When are SLs susceptible to influences of their gestural environment: only during the emerging stage or throughout their life spans? A comparison of S&S constructions in two related school SLs in different gestural environments.

PhD II studies the timing of the influence of the gestural substrate on SL structure: Does it take place only during the emerging stage of SLs, or are established SLs open to influences from their gestural environment as well? To shed light on the stability of S&S constructions vis-à-vis their gestural environment, this project will compare S&S constructions in two historically related SLs (American SL and Ghanaian SL), which are used in different gestural environments. Ghanaian SL is a school SL based on American SL, which was introduced together with deaf education in Ghana by the deaf American rev. Andrew Foster in 1959. Since then, the Ghanaian deaf community has been in contact with various forms and varieties of American SL. Ghanaian SL has evolved into a distinct language variety, differing in lexicon and articulation style from American SL. It is also very distinct from the Ghanaian village SL of Adamorobe with which there is little contact. To our knowledges, no body-part S&S constructions have been reported for American SL or for American co-speech gesture. Data collected for a pilot study on gestures of speakers of (UK) English revealed no use of body-part S&S gestures. As body-part S&S gestures have been observed with hearing Ghanaians of various linguistic backgrounds, this raises the question whether or not the Ghanaian variant of American SL has adapted to the surrounding gesture system.

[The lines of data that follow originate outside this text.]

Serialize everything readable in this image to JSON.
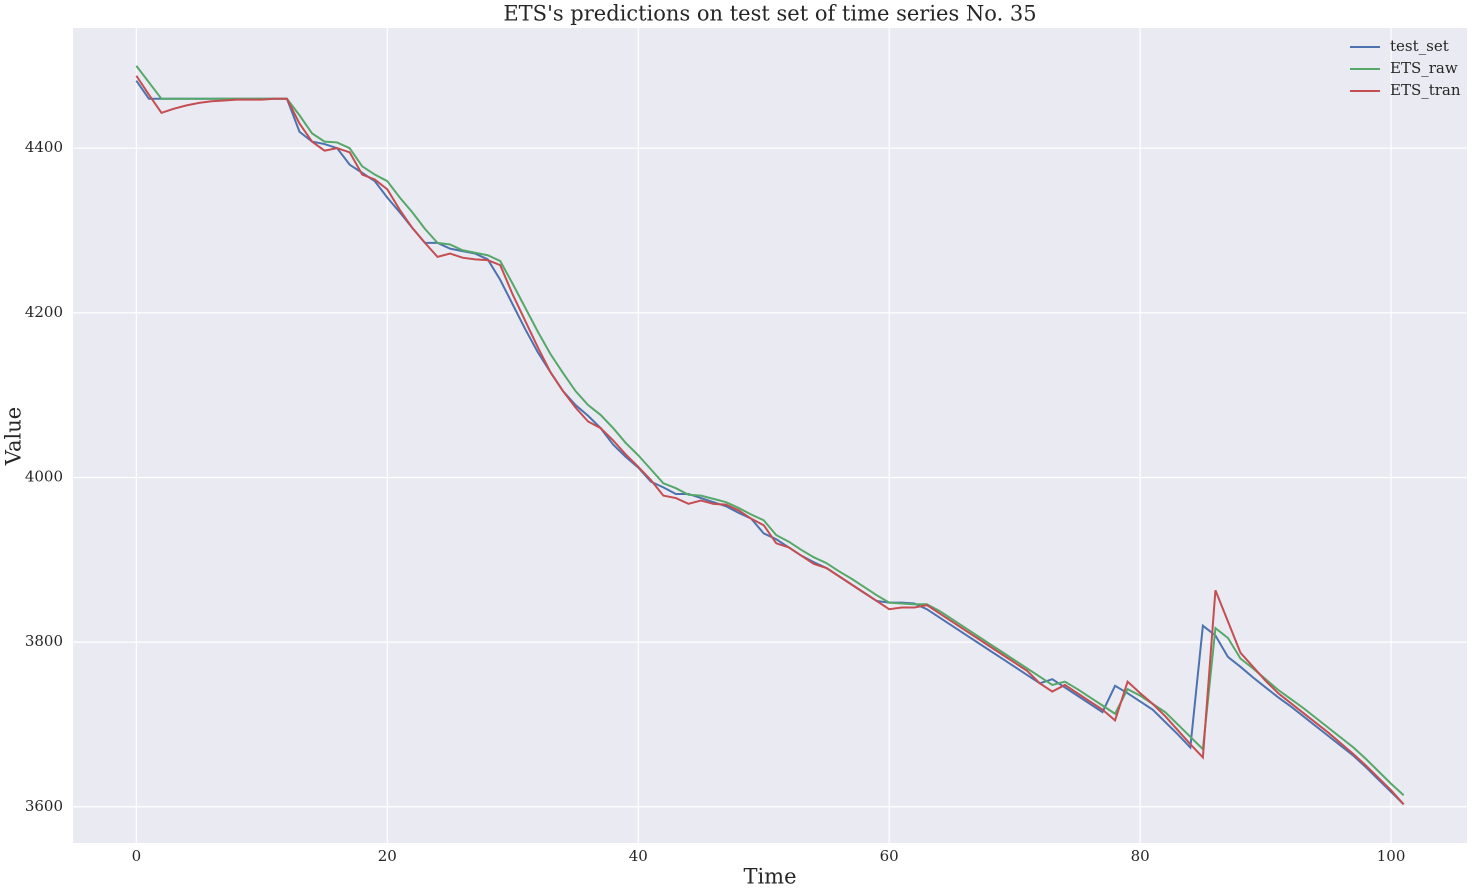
{
  "chart_data": {
    "type": "line",
    "title": "ETS's predictions on test set of time series No. 35",
    "xlabel": "Time",
    "ylabel": "Value",
    "x": [
      0,
      1,
      2,
      3,
      4,
      5,
      6,
      7,
      8,
      9,
      10,
      11,
      12,
      13,
      14,
      15,
      16,
      17,
      18,
      19,
      20,
      21,
      22,
      23,
      24,
      25,
      26,
      27,
      28,
      29,
      30,
      31,
      32,
      33,
      34,
      35,
      36,
      37,
      38,
      39,
      40,
      41,
      42,
      43,
      44,
      45,
      46,
      47,
      48,
      49,
      50,
      51,
      52,
      53,
      54,
      55,
      56,
      57,
      58,
      59,
      60,
      61,
      62,
      63,
      64,
      65,
      66,
      67,
      68,
      69,
      70,
      71,
      72,
      73,
      74,
      75,
      76,
      77,
      78,
      79,
      80,
      81,
      82,
      83,
      84,
      85,
      86,
      87,
      88,
      89,
      90,
      91,
      92,
      93,
      94,
      95,
      96,
      97,
      98,
      99,
      100,
      101
    ],
    "series": [
      {
        "name": "test_set",
        "color": "#4c72b0",
        "values": [
          4482,
          4460,
          4460,
          4460,
          4460,
          4460,
          4460,
          4460,
          4460,
          4460,
          4460,
          4460,
          4460,
          4420,
          4408,
          4405,
          4400,
          4380,
          4370,
          4360,
          4340,
          4322,
          4303,
          4285,
          4285,
          4278,
          4275,
          4272,
          4265,
          4240,
          4210,
          4180,
          4152,
          4128,
          4105,
          4088,
          4075,
          4060,
          4040,
          4025,
          4012,
          3995,
          3988,
          3980,
          3980,
          3975,
          3970,
          3965,
          3957,
          3950,
          3932,
          3925,
          3915,
          3905,
          3897,
          3890,
          3880,
          3870,
          3860,
          3850,
          3848,
          3848,
          3847,
          3840,
          3830,
          3820,
          3810,
          3800,
          3790,
          3780,
          3770,
          3760,
          3750,
          3755,
          3745,
          3735,
          3725,
          3715,
          3747,
          3738,
          3728,
          3718,
          3703,
          3688,
          3672,
          3820,
          3808,
          3782,
          3770,
          3757,
          3745,
          3733,
          3722,
          3710,
          3698,
          3686,
          3674,
          3662,
          3648,
          3633,
          3618,
          3603
        ]
      },
      {
        "name": "ETS_raw",
        "color": "#55a868",
        "values": [
          4500,
          4480,
          4460,
          4460,
          4460,
          4460,
          4460,
          4460,
          4460,
          4460,
          4460,
          4460,
          4460,
          4440,
          4418,
          4408,
          4407,
          4400,
          4378,
          4368,
          4360,
          4340,
          4322,
          4302,
          4285,
          4283,
          4276,
          4273,
          4270,
          4263,
          4235,
          4206,
          4177,
          4150,
          4127,
          4105,
          4088,
          4076,
          4060,
          4042,
          4027,
          4010,
          3993,
          3987,
          3979,
          3978,
          3974,
          3970,
          3963,
          3955,
          3948,
          3930,
          3922,
          3912,
          3903,
          3896,
          3886,
          3877,
          3867,
          3857,
          3848,
          3847,
          3846,
          3846,
          3838,
          3828,
          3818,
          3808,
          3798,
          3788,
          3778,
          3768,
          3758,
          3748,
          3752,
          3743,
          3733,
          3723,
          3713,
          3743,
          3735,
          3725,
          3715,
          3700,
          3685,
          3670,
          3817,
          3805,
          3780,
          3768,
          3755,
          3742,
          3731,
          3720,
          3708,
          3696,
          3684,
          3672,
          3658,
          3643,
          3628,
          3614
        ]
      },
      {
        "name": "ETS_tran",
        "color": "#c44e52",
        "values": [
          4488,
          4465,
          4443,
          4448,
          4452,
          4455,
          4457,
          4458,
          4459,
          4459,
          4459,
          4460,
          4460,
          4430,
          4408,
          4397,
          4400,
          4395,
          4368,
          4362,
          4350,
          4325,
          4303,
          4285,
          4268,
          4272,
          4267,
          4265,
          4264,
          4258,
          4222,
          4190,
          4158,
          4128,
          4105,
          4085,
          4068,
          4060,
          4045,
          4028,
          4013,
          3997,
          3978,
          3975,
          3968,
          3972,
          3968,
          3967,
          3960,
          3950,
          3942,
          3920,
          3915,
          3905,
          3895,
          3890,
          3880,
          3870,
          3860,
          3850,
          3840,
          3842,
          3842,
          3845,
          3835,
          3825,
          3815,
          3805,
          3795,
          3785,
          3775,
          3765,
          3750,
          3740,
          3748,
          3738,
          3728,
          3718,
          3705,
          3752,
          3738,
          3725,
          3710,
          3693,
          3676,
          3660,
          3863,
          3825,
          3787,
          3770,
          3753,
          3738,
          3726,
          3714,
          3702,
          3690,
          3677,
          3664,
          3650,
          3635,
          3620,
          3603
        ]
      }
    ],
    "xlim": [
      -5.05,
      106.05
    ],
    "xticks": [
      0,
      20,
      40,
      60,
      80,
      100
    ],
    "ylim": [
      3556,
      4546
    ],
    "yticks": [
      3600,
      3800,
      4000,
      4200,
      4400
    ],
    "grid": true,
    "legend": "upper right"
  }
}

The PhD student will evaluate to what extent the S&S constructions of Ghanaian SL pattern with American varieties of American SL and S&S gestures, or rather with its current gestural environment. To this end, a careful analysis in terms of the variations of American SL relevant to the history of Ghanaian SL is needed, as well as of possible variations in S&S gestures in the current gestural environment. Using the shared data-collection protocol, the PhD student will collect data for the two SLs and for American English gestures. For Akan gestures, the PhD candidate will rely on their analysis by PhD I.